よく、病院のランキングがあるでしょう。この病院に行けば良い手術をしてくれるとか、設備の整った病院や、最新技術を取り入れているのはここ、というようなランキングです。でも、ここに行けば安らかな温かい看取りができる、というようなランキングはありませんよね。
中川:
お医者さんは死については話さないし、患者さんも触れたがりませんから。
朝日:
でも、人は誰でも間違いなく死ぬのですから、治すだけが医療か?と思うんですよ。全部の方が治るかといったら、それは無理なのですから、辛い治療を受けて苦しんで悩んでというより、言葉は悪いかもしれませんが、気持ち良く死んでいただくことが重要でしょう。そして、医者はいい死に方をサポートすることも大事だと思うのです。
中川:
病院のお医者さんとしての長いお仕事から、そういう思いに至られたのでしょうね。
朝日:
そうです。35年間医者をしていますが、もちろん興味があったのは“治すこと”でした。

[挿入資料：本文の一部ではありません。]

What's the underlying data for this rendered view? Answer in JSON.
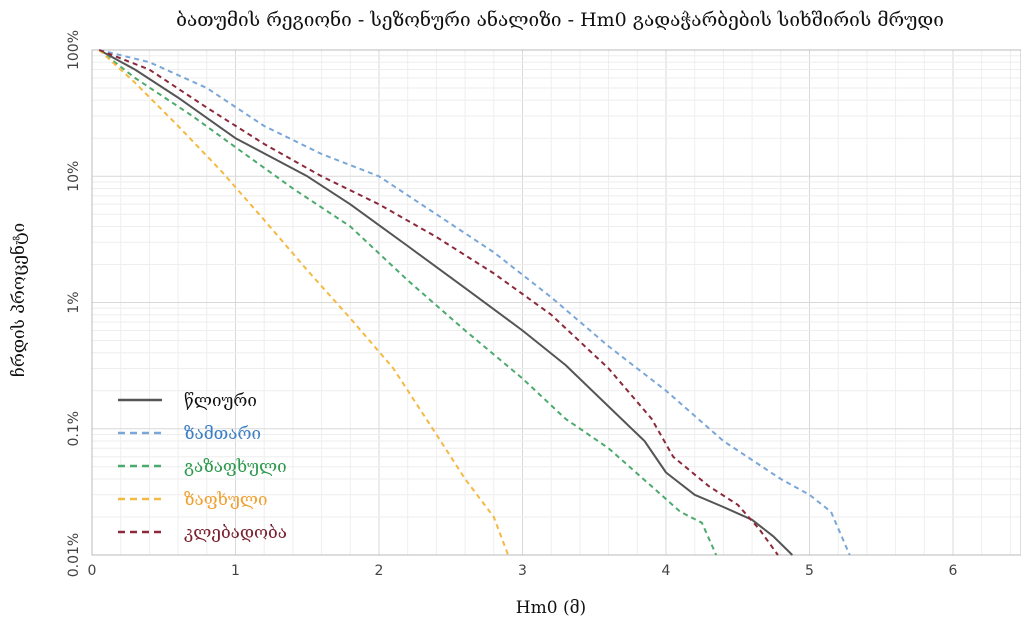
{
  "chart_data": {
    "type": "line",
    "title": "ბათუმის რეგიონი - სეზონური ანალიზი - Hm0 გადაჭარბების სიხშირის მრუდი",
    "xlabel": "Hm0 (მ)",
    "ylabel": "ჩრდის პროცენტი",
    "xlim": [
      0,
      6.5
    ],
    "ylim": [
      0.01,
      100
    ],
    "yscale": "log",
    "grid": true,
    "legend_position": "bottom-left",
    "x_ticks": [
      "0",
      "1",
      "2",
      "3",
      "4",
      "5",
      "6"
    ],
    "y_ticks": [
      "100%",
      "10%",
      "1%",
      "0.1%",
      "0.01%"
    ],
    "series": [
      {
        "name": "წლიური",
        "color": "#555555",
        "style": "solid",
        "x": [
          0.05,
          0.3,
          0.6,
          1.0,
          1.5,
          1.8,
          2.2,
          2.6,
          3.0,
          3.3,
          3.6,
          3.85,
          4.0,
          4.2,
          4.4,
          4.6,
          4.75,
          4.88
        ],
        "y": [
          100,
          70,
          42,
          20,
          10,
          6,
          2.8,
          1.3,
          0.6,
          0.32,
          0.15,
          0.08,
          0.045,
          0.03,
          0.024,
          0.019,
          0.014,
          0.01
        ]
      },
      {
        "name": "ზამთარი",
        "color": "#7ba7d8",
        "style": "dashed",
        "x": [
          0.05,
          0.4,
          0.8,
          1.2,
          1.6,
          2.0,
          2.4,
          2.8,
          3.2,
          3.6,
          4.0,
          4.4,
          4.8,
          5.0,
          5.15,
          5.28
        ],
        "y": [
          100,
          80,
          50,
          25,
          15,
          10,
          5,
          2.5,
          1.1,
          0.45,
          0.2,
          0.08,
          0.04,
          0.03,
          0.022,
          0.01
        ]
      },
      {
        "name": "გაზაფხული",
        "color": "#4daa6e",
        "style": "dashed",
        "x": [
          0.05,
          0.3,
          0.7,
          1.0,
          1.4,
          1.8,
          2.2,
          2.6,
          3.0,
          3.3,
          3.6,
          3.9,
          4.1,
          4.25,
          4.35
        ],
        "y": [
          100,
          60,
          30,
          17,
          8,
          4,
          1.5,
          0.6,
          0.25,
          0.12,
          0.07,
          0.035,
          0.022,
          0.018,
          0.01
        ]
      },
      {
        "name": "ზაფხული",
        "color": "#f4b942",
        "style": "dashed",
        "x": [
          0.05,
          0.3,
          0.6,
          0.9,
          1.2,
          1.5,
          1.8,
          2.1,
          2.4,
          2.6,
          2.8,
          2.9
        ],
        "y": [
          100,
          55,
          25,
          11,
          4.5,
          1.8,
          0.75,
          0.3,
          0.09,
          0.04,
          0.02,
          0.01
        ]
      },
      {
        "name": "კლებადობა",
        "color": "#8b2a3a",
        "style": "dashed",
        "x": [
          0.05,
          0.4,
          0.8,
          1.2,
          1.6,
          2.0,
          2.4,
          2.8,
          3.2,
          3.6,
          3.9,
          4.05,
          4.3,
          4.5,
          4.65,
          4.78
        ],
        "y": [
          100,
          70,
          35,
          18,
          10,
          6,
          3.3,
          1.7,
          0.8,
          0.3,
          0.12,
          0.06,
          0.035,
          0.025,
          0.016,
          0.01
        ]
      }
    ]
  }
}
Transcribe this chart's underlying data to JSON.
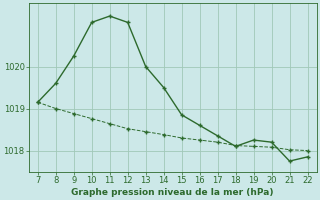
{
  "line_color": "#2d6a2d",
  "bg_color": "#cce8e8",
  "grid_color": "#a0c8b8",
  "xlabel": "Graphe pression niveau de la mer (hPa)",
  "yticks": [
    1018,
    1019,
    1020
  ],
  "xticks": [
    7,
    8,
    9,
    10,
    11,
    12,
    13,
    14,
    15,
    16,
    17,
    18,
    19,
    20,
    21,
    22
  ],
  "ylim": [
    1017.5,
    1021.5
  ],
  "xlim": [
    6.5,
    22.5
  ],
  "x_solid": [
    7,
    8,
    9,
    10,
    11,
    12,
    13,
    14,
    15,
    16,
    17,
    18,
    19,
    20,
    21,
    22
  ],
  "y_solid": [
    1019.15,
    1019.6,
    1020.25,
    1021.05,
    1021.2,
    1021.05,
    1020.0,
    1019.5,
    1018.85,
    1018.6,
    1018.35,
    1018.1,
    1018.25,
    1018.2,
    1017.75,
    1017.85
  ],
  "x_dashed": [
    7,
    8,
    9,
    10,
    11,
    12,
    13,
    14,
    15,
    16,
    17,
    18,
    19,
    20,
    21,
    22
  ],
  "y_dashed": [
    1019.15,
    1019.0,
    1018.88,
    1018.76,
    1018.64,
    1018.52,
    1018.45,
    1018.38,
    1018.3,
    1018.25,
    1018.2,
    1018.12,
    1018.1,
    1018.08,
    1018.02,
    1018.0
  ],
  "xlabel_fontsize": 6.5,
  "tick_fontsize": 6
}
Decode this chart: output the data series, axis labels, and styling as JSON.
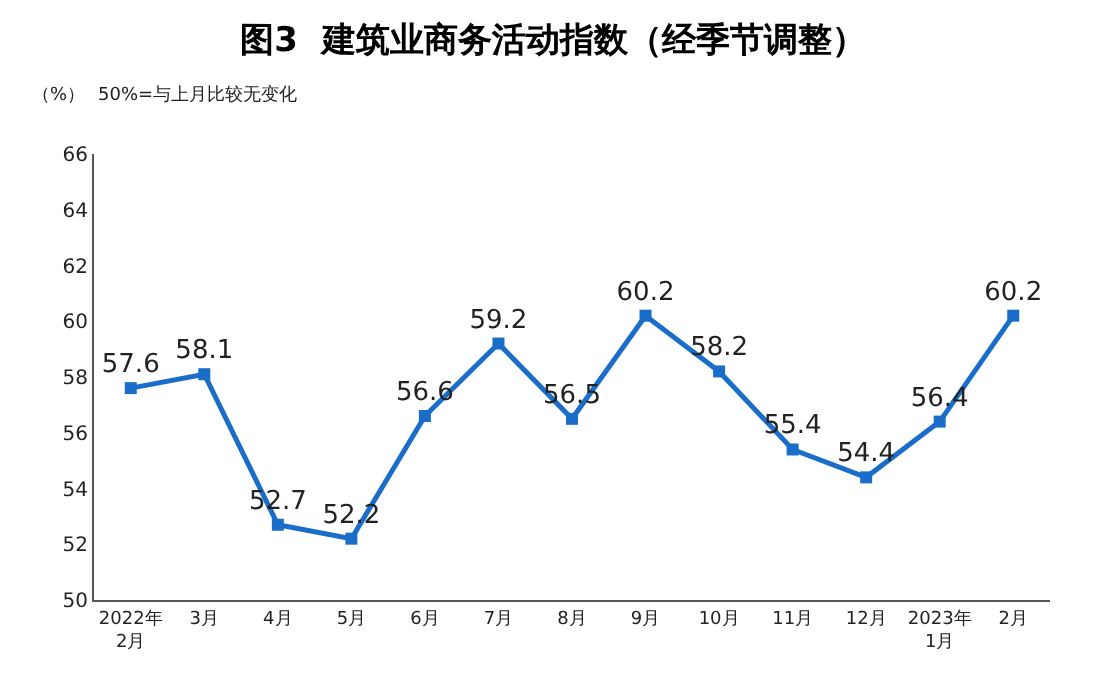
{
  "chart_data": {
    "type": "line",
    "title": "图3  建筑业商务活动指数（经季节调整）",
    "categories": [
      "2022年\n2月",
      "3月",
      "4月",
      "5月",
      "6月",
      "7月",
      "8月",
      "9月",
      "10月",
      "11月",
      "12月",
      "2023年\n1月",
      "2月"
    ],
    "series": [
      {
        "color": "#1a6dc8",
        "values": [
          57.6,
          58.1,
          52.7,
          52.2,
          56.6,
          59.2,
          56.5,
          60.2,
          58.2,
          55.4,
          54.4,
          56.4,
          60.2
        ]
      }
    ],
    "ylim": [
      50,
      66
    ],
    "yticks": [
      50,
      52,
      54,
      56,
      58,
      60,
      62,
      64,
      66
    ],
    "grid": false,
    "legend": false,
    "marker": "square",
    "line_style": "solid",
    "data_labels": true,
    "annotations": [
      "（%）",
      "50%=与上月比较无变化"
    ]
  }
}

治らなければ、達成感がないじゃないですか。死は医療の敗北だと言われていました。でも、それでしたら80万人が亡くなるそのときは、いつだって敗北でしょう。私は割合に早い時期の昭和58年から、ガン告知を始めました。まだ日本では少数派でしたから、英文の論文を読んだりしながら、試行錯誤して始めたのですが、「告知」から「死」を見つめることになり、それからいろいろと勉強して、実践して、その繰り返しで学びを深めてきました。

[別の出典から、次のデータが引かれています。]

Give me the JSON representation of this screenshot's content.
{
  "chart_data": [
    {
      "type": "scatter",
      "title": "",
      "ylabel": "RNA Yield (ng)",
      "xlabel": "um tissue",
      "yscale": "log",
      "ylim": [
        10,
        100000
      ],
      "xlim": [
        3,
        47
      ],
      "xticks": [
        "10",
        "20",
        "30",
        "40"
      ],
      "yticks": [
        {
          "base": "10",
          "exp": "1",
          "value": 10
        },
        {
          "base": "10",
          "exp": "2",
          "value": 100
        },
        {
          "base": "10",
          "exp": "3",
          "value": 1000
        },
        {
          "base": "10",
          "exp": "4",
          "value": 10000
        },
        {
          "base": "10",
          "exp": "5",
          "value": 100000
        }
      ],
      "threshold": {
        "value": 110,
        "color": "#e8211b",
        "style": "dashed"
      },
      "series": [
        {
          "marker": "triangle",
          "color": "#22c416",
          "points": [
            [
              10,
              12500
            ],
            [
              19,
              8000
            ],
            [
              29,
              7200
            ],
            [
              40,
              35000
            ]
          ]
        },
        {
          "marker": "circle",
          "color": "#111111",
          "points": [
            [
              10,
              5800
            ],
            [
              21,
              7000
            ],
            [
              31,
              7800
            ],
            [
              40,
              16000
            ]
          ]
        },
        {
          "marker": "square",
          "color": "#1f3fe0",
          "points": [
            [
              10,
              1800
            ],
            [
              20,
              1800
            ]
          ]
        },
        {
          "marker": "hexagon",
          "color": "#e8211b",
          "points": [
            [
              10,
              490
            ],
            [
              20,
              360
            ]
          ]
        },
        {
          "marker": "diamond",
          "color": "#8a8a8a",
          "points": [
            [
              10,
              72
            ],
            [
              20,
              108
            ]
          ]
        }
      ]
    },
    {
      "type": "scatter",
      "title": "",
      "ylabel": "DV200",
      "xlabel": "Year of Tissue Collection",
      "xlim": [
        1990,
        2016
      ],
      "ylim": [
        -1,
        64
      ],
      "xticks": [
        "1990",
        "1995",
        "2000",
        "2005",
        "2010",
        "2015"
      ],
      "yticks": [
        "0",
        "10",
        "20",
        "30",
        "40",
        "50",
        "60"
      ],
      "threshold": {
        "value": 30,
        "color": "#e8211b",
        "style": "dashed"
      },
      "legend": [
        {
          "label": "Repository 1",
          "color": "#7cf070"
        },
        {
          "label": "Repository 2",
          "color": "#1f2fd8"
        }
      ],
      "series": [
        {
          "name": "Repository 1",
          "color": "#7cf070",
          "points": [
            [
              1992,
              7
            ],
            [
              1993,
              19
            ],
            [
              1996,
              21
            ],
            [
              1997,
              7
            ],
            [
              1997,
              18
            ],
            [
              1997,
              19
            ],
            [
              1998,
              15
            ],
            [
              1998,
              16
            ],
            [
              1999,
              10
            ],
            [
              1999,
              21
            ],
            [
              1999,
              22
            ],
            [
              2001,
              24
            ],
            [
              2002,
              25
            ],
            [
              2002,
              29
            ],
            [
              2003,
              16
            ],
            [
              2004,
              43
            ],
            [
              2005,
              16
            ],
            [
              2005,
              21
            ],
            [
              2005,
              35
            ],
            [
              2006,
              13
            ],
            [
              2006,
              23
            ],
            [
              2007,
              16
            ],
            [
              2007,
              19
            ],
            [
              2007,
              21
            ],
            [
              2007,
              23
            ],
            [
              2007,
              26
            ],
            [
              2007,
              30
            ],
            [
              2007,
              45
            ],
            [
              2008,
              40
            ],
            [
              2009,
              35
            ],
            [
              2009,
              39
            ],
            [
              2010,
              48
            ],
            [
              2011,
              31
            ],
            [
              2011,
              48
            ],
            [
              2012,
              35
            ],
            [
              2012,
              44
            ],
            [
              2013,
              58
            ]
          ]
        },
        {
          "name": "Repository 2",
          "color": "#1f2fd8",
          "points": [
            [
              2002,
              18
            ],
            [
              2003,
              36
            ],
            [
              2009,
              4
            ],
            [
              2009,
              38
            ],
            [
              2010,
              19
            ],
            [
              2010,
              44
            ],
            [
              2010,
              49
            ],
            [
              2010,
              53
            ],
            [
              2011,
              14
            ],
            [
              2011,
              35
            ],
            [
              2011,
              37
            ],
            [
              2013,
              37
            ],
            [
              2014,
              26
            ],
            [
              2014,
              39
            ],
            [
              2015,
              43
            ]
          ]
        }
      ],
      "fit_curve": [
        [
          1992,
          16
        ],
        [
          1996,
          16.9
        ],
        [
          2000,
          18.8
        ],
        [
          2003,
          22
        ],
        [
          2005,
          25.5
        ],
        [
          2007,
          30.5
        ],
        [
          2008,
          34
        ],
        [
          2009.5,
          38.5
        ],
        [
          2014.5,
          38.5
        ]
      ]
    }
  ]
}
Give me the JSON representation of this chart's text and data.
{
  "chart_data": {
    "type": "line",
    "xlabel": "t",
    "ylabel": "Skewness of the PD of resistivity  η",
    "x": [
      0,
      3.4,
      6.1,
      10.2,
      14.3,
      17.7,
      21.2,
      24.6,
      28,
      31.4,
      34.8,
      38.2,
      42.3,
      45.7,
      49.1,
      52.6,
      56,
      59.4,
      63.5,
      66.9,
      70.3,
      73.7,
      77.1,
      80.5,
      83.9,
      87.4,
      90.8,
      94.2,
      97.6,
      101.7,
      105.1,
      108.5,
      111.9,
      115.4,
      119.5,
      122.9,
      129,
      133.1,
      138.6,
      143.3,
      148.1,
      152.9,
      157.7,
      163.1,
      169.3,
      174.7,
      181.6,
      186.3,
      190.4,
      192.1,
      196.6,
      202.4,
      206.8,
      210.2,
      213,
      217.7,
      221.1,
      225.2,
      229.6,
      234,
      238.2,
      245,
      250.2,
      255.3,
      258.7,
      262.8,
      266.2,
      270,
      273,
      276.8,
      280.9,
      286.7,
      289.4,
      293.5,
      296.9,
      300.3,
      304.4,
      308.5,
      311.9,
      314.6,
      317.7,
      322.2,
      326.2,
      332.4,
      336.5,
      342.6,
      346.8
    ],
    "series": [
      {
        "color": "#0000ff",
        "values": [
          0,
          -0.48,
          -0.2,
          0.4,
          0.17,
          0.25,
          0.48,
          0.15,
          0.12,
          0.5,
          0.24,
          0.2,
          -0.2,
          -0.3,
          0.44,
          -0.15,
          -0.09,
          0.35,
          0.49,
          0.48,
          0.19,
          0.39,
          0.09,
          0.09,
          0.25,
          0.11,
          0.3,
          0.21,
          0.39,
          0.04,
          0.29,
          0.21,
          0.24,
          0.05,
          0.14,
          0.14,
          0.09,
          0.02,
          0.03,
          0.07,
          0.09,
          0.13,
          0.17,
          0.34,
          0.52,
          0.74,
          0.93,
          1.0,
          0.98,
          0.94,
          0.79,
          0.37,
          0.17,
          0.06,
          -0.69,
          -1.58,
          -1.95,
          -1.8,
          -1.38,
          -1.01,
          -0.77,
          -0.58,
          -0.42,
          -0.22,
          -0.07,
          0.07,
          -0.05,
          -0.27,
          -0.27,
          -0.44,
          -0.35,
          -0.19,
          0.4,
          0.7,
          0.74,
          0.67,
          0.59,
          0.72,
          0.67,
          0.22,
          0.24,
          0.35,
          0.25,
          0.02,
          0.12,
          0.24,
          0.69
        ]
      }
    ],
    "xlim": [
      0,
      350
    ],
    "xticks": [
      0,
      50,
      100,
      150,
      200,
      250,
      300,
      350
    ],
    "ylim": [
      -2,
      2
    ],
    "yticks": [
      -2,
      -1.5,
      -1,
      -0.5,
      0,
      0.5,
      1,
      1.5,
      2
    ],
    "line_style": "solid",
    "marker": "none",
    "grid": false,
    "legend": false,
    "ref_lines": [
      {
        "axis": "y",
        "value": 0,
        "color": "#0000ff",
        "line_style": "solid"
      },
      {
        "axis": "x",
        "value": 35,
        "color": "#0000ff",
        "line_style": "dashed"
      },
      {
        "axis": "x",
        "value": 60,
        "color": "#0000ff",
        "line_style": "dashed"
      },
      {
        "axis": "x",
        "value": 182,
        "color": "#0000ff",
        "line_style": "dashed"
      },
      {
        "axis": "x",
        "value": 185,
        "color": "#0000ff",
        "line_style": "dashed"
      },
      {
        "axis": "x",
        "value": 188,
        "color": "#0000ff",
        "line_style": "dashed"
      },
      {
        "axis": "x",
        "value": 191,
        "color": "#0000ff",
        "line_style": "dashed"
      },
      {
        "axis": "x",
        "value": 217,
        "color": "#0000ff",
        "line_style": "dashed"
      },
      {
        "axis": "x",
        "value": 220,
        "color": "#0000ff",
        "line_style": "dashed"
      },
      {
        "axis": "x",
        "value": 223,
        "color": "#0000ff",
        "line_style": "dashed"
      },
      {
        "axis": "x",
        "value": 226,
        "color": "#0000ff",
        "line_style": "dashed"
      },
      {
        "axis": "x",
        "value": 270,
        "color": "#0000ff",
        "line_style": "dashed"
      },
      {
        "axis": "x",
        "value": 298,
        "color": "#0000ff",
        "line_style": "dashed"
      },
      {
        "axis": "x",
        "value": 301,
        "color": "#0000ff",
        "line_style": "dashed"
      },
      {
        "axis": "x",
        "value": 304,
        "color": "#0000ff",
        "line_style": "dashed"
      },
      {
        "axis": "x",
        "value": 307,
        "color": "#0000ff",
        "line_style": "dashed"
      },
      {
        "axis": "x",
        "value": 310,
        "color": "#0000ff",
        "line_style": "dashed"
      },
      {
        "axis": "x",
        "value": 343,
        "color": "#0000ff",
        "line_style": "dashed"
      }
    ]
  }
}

遺族の方々に集まっていただき茶話会をもって、話を聞かせてもらいました。今、家族を入院させている家族の方は、いわば病院に「人質」をとられているようなものだから(笑)、医者にはなかなか本音は言いづらいでしょう。でも、遺族はもう人質がいないのですから言える。そういう先輩の方々の意見を聞くことも、勉強になりました。

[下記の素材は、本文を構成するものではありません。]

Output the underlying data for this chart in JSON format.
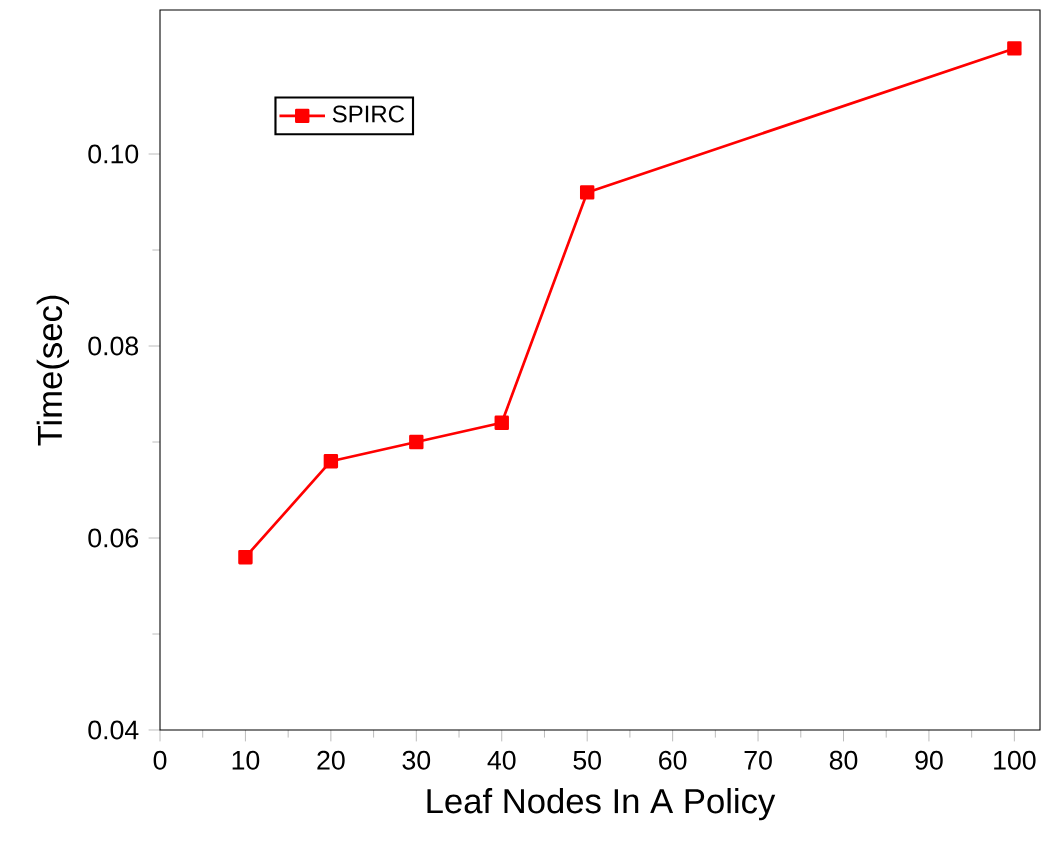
{
  "chart_data": {
    "type": "line",
    "xlabel": "Leaf Nodes In A Policy",
    "ylabel": "Time(sec)",
    "x": [
      10,
      20,
      30,
      40,
      50,
      100
    ],
    "series": [
      {
        "name": "SPIRC",
        "color": "#ff0000",
        "values": [
          0.058,
          0.068,
          0.07,
          0.072,
          0.096,
          0.111
        ]
      }
    ],
    "xlim": [
      0,
      103
    ],
    "xticks": [
      0,
      10,
      20,
      30,
      40,
      50,
      60,
      70,
      80,
      90,
      100
    ],
    "ylim": [
      0.04,
      0.115
    ],
    "yticks": [
      {
        "value": 0.04,
        "label": "0.04"
      },
      {
        "value": 0.06,
        "label": "0.06"
      },
      {
        "value": 0.08,
        "label": "0.08"
      },
      {
        "value": 0.1,
        "label": "0.10"
      }
    ],
    "legend": "top left",
    "marker": "square",
    "line_style": "solid",
    "grid": false
  }
}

長い人生を共に過ごしたご夫婦は、いつも春風が気持ち良く吹いているときばかりではなかったでしょう。でも、死の間際にご主人が万感の思いを込めて「カアチャン、有り難う」と言ってくれたという方は、遺された後も心が安定しているんですね。一方、無念の死、未完の死を迎えてしまった場合は、ああしてあげれば良かったという後悔があり、それがトラウマになり、キズになっているのですね。だから、ご本人に死を告知してご夫婦で、いい時間を持てるように配慮することが必要じゃないかと思うのです。
中川:
感謝の気持ちは、いいエネルギーですから、そういういい氣の交流はお互いの心を癒しますね。
朝日:
私は看護学生に「死は受験」だと言っています。英語、国語、数学、理科、社会の受験勉強を3日でやれ、と言ったらパニックになってしまいますよね。死だって、急に言われたら慌てますよ。早い時期から少しずつ死の準備をしていくことが大事でしょう。
中川:
そしてまた、今、生きている時間をより良くするために死を考える、そういうことでもありますね。